Frequently Asked Questions
- What is a copay?
- What is a deductible?
- What is coinsurance?
- Does my deductible and coinsurance responsibilities reset each year?
- What happens if I leave the company? How do I continue my benefits?
- I received a bill in the mail; do I still owe money?
- How do I know if my claim has been paid?
- What can I use my debit card for?
- Where can I access forms?
- Where do I mail my completed form?
- Why is it important for me to use in-network providers?
- How do I locate an in-network doctor?
- How do I know if my current physician participates with the network?
- Am I still covered if my physician or hospital is not part of the network?
- Do I need pre-authorization for any medical services?
- I already paid my doctor, can I get reimbursed?
Copay: If your plan has a copay, it will be a fixed amount for an office visit, urgent care, chiropractor or emergency room visit. You will be responsible to pay the provider this fixed copay on the day of your service. (The emergency room copay will be waived if you are admitted to the hospital under most insurance plans.)
Deductible: A deductible is a set amount of money for which you are responsible to pay during your benefit year. You will need to meet your deductible amount before your insurance company starts paying for medical services. This deductible does not apply if your service falls under a fixed copay.
Coinsurance: After you have met your deductible, you are responsible for a percentage of every claim up to a coinsurance cap. Your insurance company will pay the remaining percentage until your coinsurance amount has been met for approved services, then they will pay 100% for the rest of the year.
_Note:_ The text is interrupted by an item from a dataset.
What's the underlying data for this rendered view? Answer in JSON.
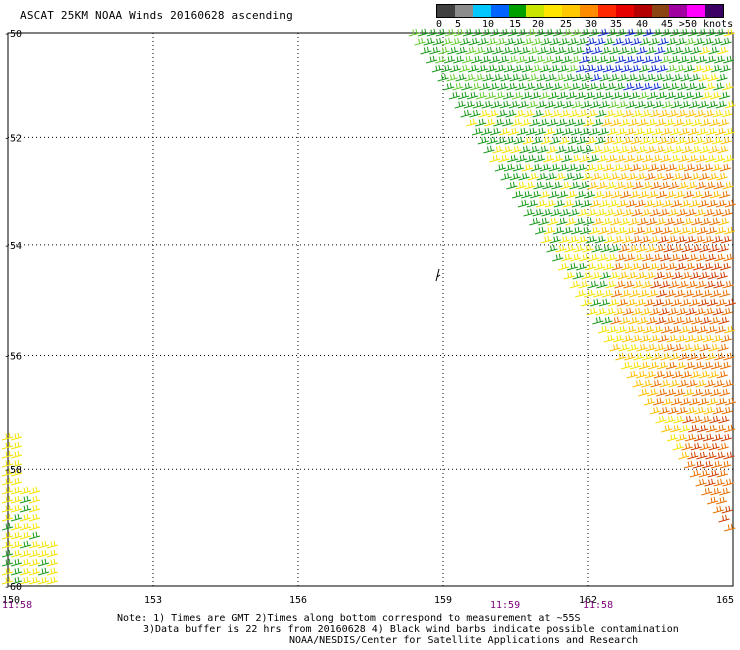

Deductible and coinsurance responsibilities: Yes. However, if you have met your deductible in the 4th quarter of the benefit year, it may carry over into the 1st quarter of the next benefit year.
Leaving the company: You may or may not be eligible for COBRA. Speak with your human resource representative.
Receiving a bill: For specific claims questions, call our medical customer service representative to go over your statement at 248-948-9900.
Paid claim: Call our medical customer service representative at 248-948-9900.
Debit card: See your specific plan information in your employee handbook or call the EHIM Debit Team at 248-204-6363.
Access forms: Your human resource department, online or EHIM will be glad to email or mail them to you.
Mail in forms: You can mail your completed form to EHIM at Attn: Medical Department. 26711 Northwestern Hwy. Suite 400, Southfield, MI 48033.
In-network providers: Using in-network providers will save you significant out of pocket costs.
Locate an in-network doctor: Most networks are available online but EHIM will be glad to help you.
Physician participation: The most current information is available by calling your provider's office. Be sure to ask the office if they participate with your specific insurance plan.
Out-of-network: Yes. Your medical benefits plan will pay for all eligible healthcare services, but at a lesser amount.
Pre-authorization: Please follow the guidelines of your health insurance company. EHIM does not require pre-authorization for payment of Special Medical Reimbursement claims.
Reimbursement: If you have paid for a service that was covered by your insurance, you can send in a reimbursement form with the provider's bill to: EHIM, Attn: Medical Department. 26711 Northwestern Hwy. Suite 400, Southfield, MI 48033.